When bacteria are placed in a strong salt solution, the environment outside the cell has a much higher solute concentration than the inside of the cell. This condition is described as hypertonic. Cell membranes are selectively permeable, meaning water can move across them, but many solutes cannot.
Because of the difference in solute concentration, water moves out of the bacterial cell through the cell membrane. This movement occurs from an area of higher water concentration (inside the cell) to an area of lower water concentration (outside the cell). As water leaves the cell, the cytoplasm shrinks away from the cell wall, a condition known as plasmolysis. This shrinkage can slow bacterial metabolism or even kill the cell if severe.
A) Dehydration synthesis
This is a chemical reaction in which small molecules join together to form larger molecules while releasing water as a byproduct. For example, amino acids join to form proteins through dehydration synthesis. It does not involve water moving across cell membranes and does not explain why bacteria shrink in salt water.
B) Hydrolysis
Hydrolysis is the opposite of dehydration synthesis. It uses water to break large molecules into smaller ones, such as breaking starch into glucose molecules during digestion. It is a chemical process, not a membrane transport process, and does not describe water leaving cells.
C) Osmosis
Osmosis is the passive movement of water across a semipermeable membrane from an area of low solute concentration to an area of high solute concentration. In salty water, the outside solution is hypertonic, so water leaves the bacterial cell.
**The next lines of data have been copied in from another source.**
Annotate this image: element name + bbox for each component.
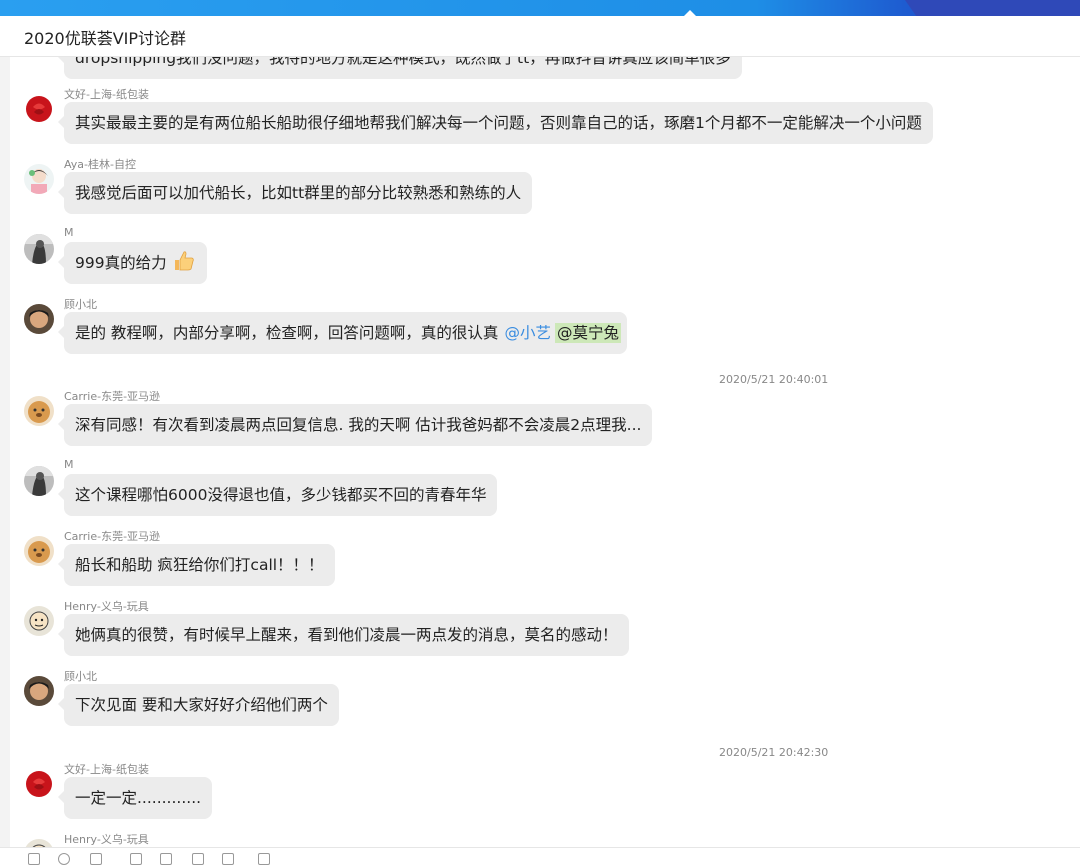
avatar[interactable] xyxy=(24,466,54,496)
boy-avatar-icon xyxy=(24,304,54,334)
avatar[interactable] xyxy=(24,676,54,706)
group-title: 2020优联荟VIP讨论群 xyxy=(24,29,187,48)
sender-name: Carrie-东莞-亚马逊 xyxy=(64,530,161,543)
message-text: 一定一定............. xyxy=(75,789,202,807)
folder-icon[interactable] xyxy=(192,853,204,865)
message-bubble[interactable]: 船长和船助 疯狂给你们打call！！！ xyxy=(58,544,335,586)
image-icon[interactable] xyxy=(130,853,142,865)
message-text: 船长和船助 疯狂给你们打call！！！ xyxy=(75,556,324,574)
emoji-icon[interactable] xyxy=(28,853,40,865)
scissors-icon[interactable] xyxy=(90,853,102,865)
message-bubble[interactable]: 深有同感！有次看到凌晨两点回复信息. 我的天啊 估计我爸妈都不会凌晨2点理我..… xyxy=(57,404,653,446)
window-top-bar xyxy=(0,0,1080,16)
cartoon-avatar-icon xyxy=(24,606,54,636)
dog-avatar-icon xyxy=(24,396,54,426)
avatar[interactable] xyxy=(24,304,54,334)
top-bar-accent xyxy=(905,0,1080,16)
sender-name: M xyxy=(64,226,74,239)
message-bubble[interactable]: 下次见面 要和大家好好介绍他们两个 xyxy=(58,684,339,726)
rose-avatar-icon xyxy=(24,94,54,124)
left-strip xyxy=(0,57,10,860)
timestamp: 2020/5/21 20:42:30 xyxy=(719,746,829,759)
message-text: dropshipping我们没问题，我待的地方就是这种模式，既然做了tt，再做抖… xyxy=(75,57,731,67)
message-bubble[interactable]: 她俩真的很赞，有时候早上醒来，看到他们凌晨一两点发的消息，莫名的感动！ xyxy=(58,614,629,656)
message-text: 其实最最主要的是有两位船长船助很仔细地帮我们解决每一个问题，否则靠自己的话，琢磨… xyxy=(75,114,922,132)
sender-name: 顾小北 xyxy=(64,298,97,311)
avatar[interactable] xyxy=(24,606,54,636)
sender-name: Carrie-东莞-亚马逊 xyxy=(64,390,161,403)
message-text: 我感觉后面可以加代船长，比如tt群里的部分比较熟悉和熟练的人 xyxy=(75,184,522,202)
avatar[interactable] xyxy=(24,769,54,799)
message-bubble[interactable]: 一定一定............. xyxy=(57,777,213,819)
timestamp: 2020/5/21 20:40:01 xyxy=(719,373,829,386)
message-text: 她俩真的很赞，有时候早上醒来，看到他们凌晨一两点发的消息，莫名的感动！ xyxy=(75,626,618,644)
boy-avatar-icon xyxy=(24,676,54,706)
avatar[interactable] xyxy=(24,839,54,847)
message-bubble[interactable]: 这个课程哪怕6000没得退也值，多少钱都买不回的青春年华 xyxy=(57,474,498,516)
chat-header: 2020优联荟VIP讨论群 xyxy=(0,16,1080,57)
message-text: 下次见面 要和大家好好介绍他们两个 xyxy=(75,696,328,714)
photo-avatar-icon xyxy=(24,466,54,496)
input-toolbar xyxy=(0,847,1080,865)
avatar[interactable] xyxy=(24,94,54,124)
message-text: 深有同感！有次看到凌晨两点回复信息. 我的天啊 估计我爸妈都不会凌晨2点理我..… xyxy=(75,416,642,434)
sender-name: 顾小北 xyxy=(64,670,97,683)
thumbs-up-icon xyxy=(174,251,194,271)
mention-link[interactable]: @小艺 xyxy=(504,324,551,342)
message-bubble[interactable]: 其实最最主要的是有两位船长船助很仔细地帮我们解决每一个问题，否则靠自己的话，琢磨… xyxy=(58,102,933,144)
sender-name: Henry-义乌-玩具 xyxy=(64,600,149,613)
smiley-icon[interactable] xyxy=(58,853,70,865)
avatar[interactable] xyxy=(24,164,54,194)
sender-name: 文好-上海-纸包装 xyxy=(64,88,149,101)
more-icon[interactable] xyxy=(258,853,270,865)
message-text: 这个课程哪怕6000没得退也值，多少钱都买不回的青春年华 xyxy=(75,486,487,504)
message-bubble[interactable]: 999真的给力 xyxy=(58,242,207,284)
message-text: 是的 教程啊，内部分享啊，检查啊，回答问题啊，真的很认真 xyxy=(75,324,499,342)
mention-highlight[interactable]: @莫宁兔 xyxy=(554,323,621,343)
sender-name: 文好-上海-纸包装 xyxy=(64,763,149,776)
message-text: 999真的给力 xyxy=(75,254,167,272)
file-icon[interactable] xyxy=(160,853,172,865)
screenshot-icon[interactable] xyxy=(222,853,234,865)
avatar[interactable] xyxy=(24,234,54,264)
avatar[interactable] xyxy=(24,536,54,566)
girl-avatar-icon xyxy=(24,164,54,194)
sender-name: Henry-义乌-玩具 xyxy=(64,833,149,846)
avatar[interactable] xyxy=(24,396,54,426)
message-bubble[interactable]: 是的 教程啊，内部分享啊，检查啊，回答问题啊，真的很认真 @小艺 @莫宁兔 xyxy=(58,312,627,354)
photo-avatar-icon xyxy=(24,234,54,264)
message-bubble[interactable]: dropshipping我们没问题，我待的地方就是这种模式，既然做了tt，再做抖… xyxy=(58,57,742,79)
message-list[interactable]: dropshipping我们没问题，我待的地方就是这种模式，既然做了tt，再做抖… xyxy=(10,57,1080,847)
message-bubble[interactable]: 我感觉后面可以加代船长，比如tt群里的部分比较熟悉和熟练的人 xyxy=(57,172,533,214)
sender-name: Aya-桂林-自控 xyxy=(64,158,136,171)
sender-name: M xyxy=(64,458,74,471)
cartoon-avatar-icon xyxy=(24,839,54,847)
dog-avatar-icon xyxy=(24,536,54,566)
rose-avatar-icon xyxy=(24,769,54,799)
This causes the cell to shrink, which matches the situation described in the question.
D) Isotonic transport
Isotonic conditions mean the solute concentration inside and outside the cell is equal. In this case, water would move in and out at equal rates, and the cell would remain the same size. Since the bacteria are shrinking, the solution is not isotonic.
Conclusion
Bacteria shrink in strong salt solutions because water moves out of the cell across the membrane due to a concentration gradient. This movement of water is called osmosis. Therefore, the correct answer is C) Osmosis.

Topic Flashcards
Click to FlipWhat is the term for the net movement of water across a semipermeable membrane from a region of low solute concentration to high solute concentration?
Osmosis. It is a passive process driven by the concentration gradient of water.
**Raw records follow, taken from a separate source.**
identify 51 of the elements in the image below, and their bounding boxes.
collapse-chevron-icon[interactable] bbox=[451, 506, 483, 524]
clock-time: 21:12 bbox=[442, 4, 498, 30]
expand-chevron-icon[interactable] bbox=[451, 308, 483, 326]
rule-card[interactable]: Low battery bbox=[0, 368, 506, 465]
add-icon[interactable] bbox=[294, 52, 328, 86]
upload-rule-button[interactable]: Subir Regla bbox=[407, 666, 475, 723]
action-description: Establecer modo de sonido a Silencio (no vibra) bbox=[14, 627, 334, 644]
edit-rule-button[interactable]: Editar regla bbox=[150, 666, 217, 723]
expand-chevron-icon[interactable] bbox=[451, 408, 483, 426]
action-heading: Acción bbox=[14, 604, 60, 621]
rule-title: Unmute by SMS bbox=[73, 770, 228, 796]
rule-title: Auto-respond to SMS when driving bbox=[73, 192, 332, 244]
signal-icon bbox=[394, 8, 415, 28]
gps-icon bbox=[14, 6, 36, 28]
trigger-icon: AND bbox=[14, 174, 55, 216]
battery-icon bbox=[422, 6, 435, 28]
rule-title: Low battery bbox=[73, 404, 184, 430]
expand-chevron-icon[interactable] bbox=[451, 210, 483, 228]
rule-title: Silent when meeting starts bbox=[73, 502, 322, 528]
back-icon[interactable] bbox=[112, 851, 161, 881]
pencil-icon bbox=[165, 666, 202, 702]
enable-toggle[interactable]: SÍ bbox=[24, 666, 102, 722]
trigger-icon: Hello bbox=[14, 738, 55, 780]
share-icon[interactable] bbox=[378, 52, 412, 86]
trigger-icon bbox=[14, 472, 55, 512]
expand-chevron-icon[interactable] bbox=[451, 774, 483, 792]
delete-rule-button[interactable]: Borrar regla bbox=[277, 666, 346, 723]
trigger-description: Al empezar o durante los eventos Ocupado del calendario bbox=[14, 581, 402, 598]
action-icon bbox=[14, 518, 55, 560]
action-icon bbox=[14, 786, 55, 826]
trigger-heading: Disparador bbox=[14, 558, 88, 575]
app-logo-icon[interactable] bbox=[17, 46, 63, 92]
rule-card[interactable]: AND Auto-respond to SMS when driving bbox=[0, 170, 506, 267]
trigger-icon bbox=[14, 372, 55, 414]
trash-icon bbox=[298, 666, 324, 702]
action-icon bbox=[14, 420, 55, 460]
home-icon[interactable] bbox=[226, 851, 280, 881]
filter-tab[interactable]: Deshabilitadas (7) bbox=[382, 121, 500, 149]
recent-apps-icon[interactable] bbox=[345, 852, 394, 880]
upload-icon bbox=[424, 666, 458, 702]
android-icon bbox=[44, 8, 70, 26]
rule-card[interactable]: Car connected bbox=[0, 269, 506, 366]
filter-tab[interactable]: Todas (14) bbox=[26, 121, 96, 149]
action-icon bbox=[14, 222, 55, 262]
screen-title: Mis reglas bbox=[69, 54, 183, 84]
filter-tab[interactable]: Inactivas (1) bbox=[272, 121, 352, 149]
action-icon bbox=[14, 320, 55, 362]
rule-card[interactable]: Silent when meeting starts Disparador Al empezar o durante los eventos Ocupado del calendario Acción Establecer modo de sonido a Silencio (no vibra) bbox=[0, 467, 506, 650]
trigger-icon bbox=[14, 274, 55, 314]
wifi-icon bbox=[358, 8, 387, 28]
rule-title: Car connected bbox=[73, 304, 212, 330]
When a cell loses water and shrinks in a hypertonic solution, what is the specific term for this event in plant or bacterial cells?
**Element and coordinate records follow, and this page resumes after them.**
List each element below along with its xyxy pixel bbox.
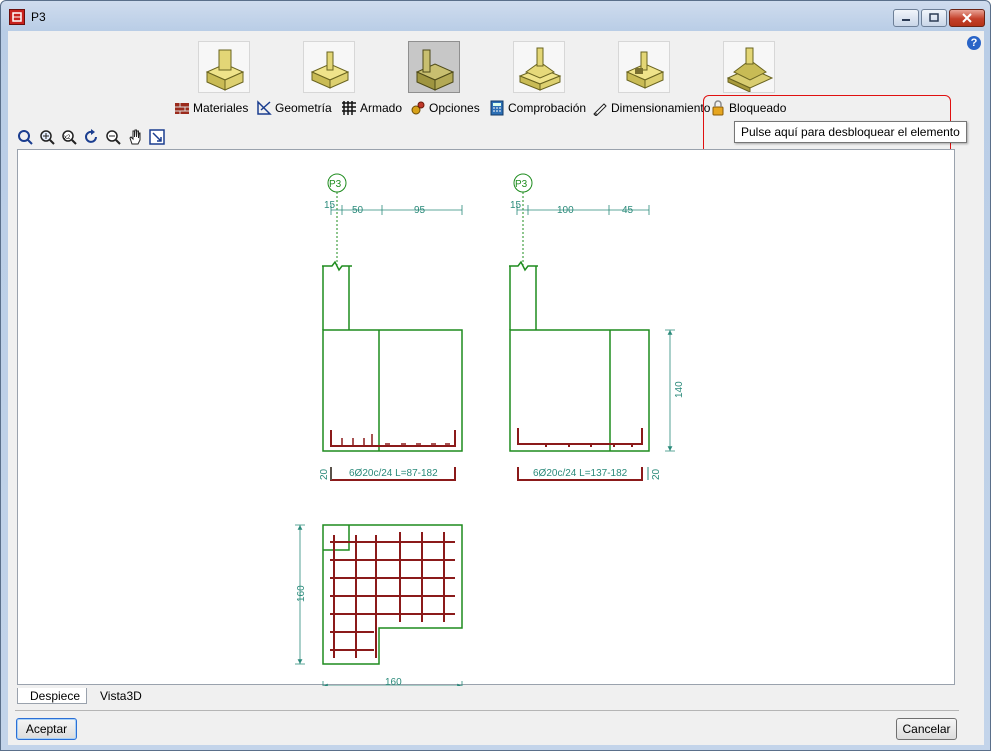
bar-label-right: 6Ø20c/24 L=137-182 bbox=[533, 468, 628, 479]
footing-type-4-button[interactable] bbox=[513, 41, 565, 93]
tab-label: Despiece bbox=[30, 689, 81, 703]
tab-label: Vista3D bbox=[100, 689, 142, 703]
zoom-x2-icon[interactable]: x2 bbox=[61, 129, 77, 145]
dim-right-20: 20 bbox=[651, 468, 662, 480]
footing-type-5-button[interactable] bbox=[618, 41, 670, 93]
footing-type-2-button[interactable] bbox=[303, 41, 355, 93]
dim-left-20: 20 bbox=[319, 468, 330, 480]
menu-label: Materiales bbox=[193, 101, 249, 115]
app-icon bbox=[9, 9, 25, 25]
gears-icon bbox=[411, 101, 425, 115]
dim-right-100: 100 bbox=[557, 205, 574, 216]
close-button[interactable] bbox=[949, 9, 985, 27]
calculator-icon bbox=[490, 100, 504, 116]
dim-left-15: 15 bbox=[324, 200, 336, 211]
view-toolbar: x2 bbox=[17, 127, 165, 147]
help-icon[interactable]: ? bbox=[967, 36, 981, 50]
select-window-icon[interactable] bbox=[149, 129, 165, 145]
dim-left-50: 50 bbox=[352, 205, 364, 216]
cancel-button[interactable]: Cancelar bbox=[896, 718, 957, 740]
set-square-icon bbox=[257, 100, 272, 115]
reinforcement-drawing: P3 15 50 95 6Ø20c/24 L=87-182 20 P3 15 1… bbox=[295, 173, 685, 686]
dim-plan-height: 160 bbox=[296, 585, 307, 602]
dim-left-95: 95 bbox=[414, 205, 426, 216]
footing-corner-icon bbox=[625, 51, 665, 89]
window-title: P3 bbox=[31, 10, 46, 24]
drawing-canvas[interactable]: P3 15 50 95 6Ø20c/24 L=87-182 20 P3 15 1… bbox=[17, 149, 955, 686]
maximize-button[interactable] bbox=[921, 9, 947, 27]
menu-armado[interactable]: Armado bbox=[341, 99, 402, 117]
redraw-icon[interactable] bbox=[83, 129, 99, 145]
dim-plan-width: 160 bbox=[385, 677, 402, 686]
accept-button[interactable]: Aceptar bbox=[16, 718, 77, 740]
footing-sloped-icon bbox=[726, 47, 774, 93]
footing-type-1-button[interactable] bbox=[198, 41, 250, 93]
menu-materiales[interactable]: Materiales bbox=[174, 99, 248, 117]
footing-type-6-button[interactable] bbox=[723, 41, 775, 93]
rebar-grid-icon bbox=[342, 101, 356, 115]
bricks-icon bbox=[175, 103, 189, 114]
dialog-window: P3 ? Materiales Geometría Armado Opcione… bbox=[0, 0, 991, 751]
menu-label: Opciones bbox=[429, 101, 480, 115]
zoom-out-icon[interactable] bbox=[105, 129, 121, 145]
left-elevation: P3 15 50 95 6Ø20c/24 L=87-182 20 bbox=[319, 173, 463, 481]
unlock-tooltip: Pulse aquí para desbloquear el elemento bbox=[734, 121, 967, 143]
menu-dimensionamiento[interactable]: Dimensionamiento bbox=[592, 99, 710, 117]
dim-right-45: 45 bbox=[622, 205, 634, 216]
pen-icon bbox=[593, 103, 607, 116]
zoom-all-icon[interactable] bbox=[17, 129, 33, 145]
minimize-button[interactable] bbox=[893, 9, 919, 27]
dim-right-140: 140 bbox=[674, 381, 685, 398]
close-icon bbox=[962, 13, 972, 23]
pan-hand-icon[interactable] bbox=[127, 129, 143, 145]
footing-isolated-icon bbox=[205, 49, 245, 91]
menu-label: Comprobación bbox=[508, 101, 587, 115]
bottom-separator bbox=[15, 710, 959, 711]
footing-type-3-button[interactable] bbox=[408, 41, 460, 93]
menu-label: Armado bbox=[360, 101, 403, 115]
footing-centered-icon bbox=[310, 51, 350, 89]
tab-vista3d[interactable]: Vista3D bbox=[88, 688, 158, 704]
zoom-window-icon[interactable] bbox=[39, 129, 55, 145]
bar-label-left: 6Ø20c/24 L=87-182 bbox=[349, 468, 438, 479]
column-label-left: P3 bbox=[329, 179, 342, 190]
restore-icon bbox=[929, 13, 939, 22]
menu-label: Geometría bbox=[275, 101, 332, 115]
menu-geometria[interactable]: Geometría bbox=[256, 99, 332, 117]
right-elevation: P3 15 100 45 140 6Ø20c/24 L=137-182 20 bbox=[509, 173, 685, 481]
menu-label: Dimensionamiento bbox=[611, 101, 711, 115]
menu-opciones[interactable]: Opciones bbox=[410, 99, 480, 117]
minimize-icon bbox=[902, 19, 910, 21]
column-label-right: P3 bbox=[515, 179, 528, 190]
dialog-client: ? Materiales Geometría Armado Opciones C… bbox=[8, 31, 984, 745]
tab-despiece[interactable]: Despiece bbox=[17, 688, 87, 704]
footing-pyramid-icon bbox=[518, 47, 562, 91]
dim-right-15: 15 bbox=[510, 200, 522, 211]
plan-view: 160 160 bbox=[295, 524, 463, 686]
svg-text:x2: x2 bbox=[64, 135, 71, 141]
title-bar[interactable]: P3 bbox=[1, 1, 990, 31]
menu-comprobacion[interactable]: Comprobación bbox=[489, 99, 586, 117]
footing-eccentric-icon bbox=[415, 49, 455, 91]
Plasmolysis. The cytoplasm pulls away from the cell wall as water exits the cell.
True or False: Osmosis is a type of diffusion specifically for solvent molecules (like water), not solute particles.
True. Osmosis is the diffusion of water across a membrane. Diffusion typically refers to the movement of solutes.
What critical property must the membrane have for osmosis to occur?
It must be selectively permeable (semipermeable), allowing water to pass but restricting the movement of certain solutes.
If bacteria in a strong salt solution shrink, what would likely happen if they were placed in pure water instead?
They would swell as water moves into the cell (a hypertonic to hypotonic shift). In extreme cases, animal cells could burst, but bacterial cells with rigid walls are more resistant.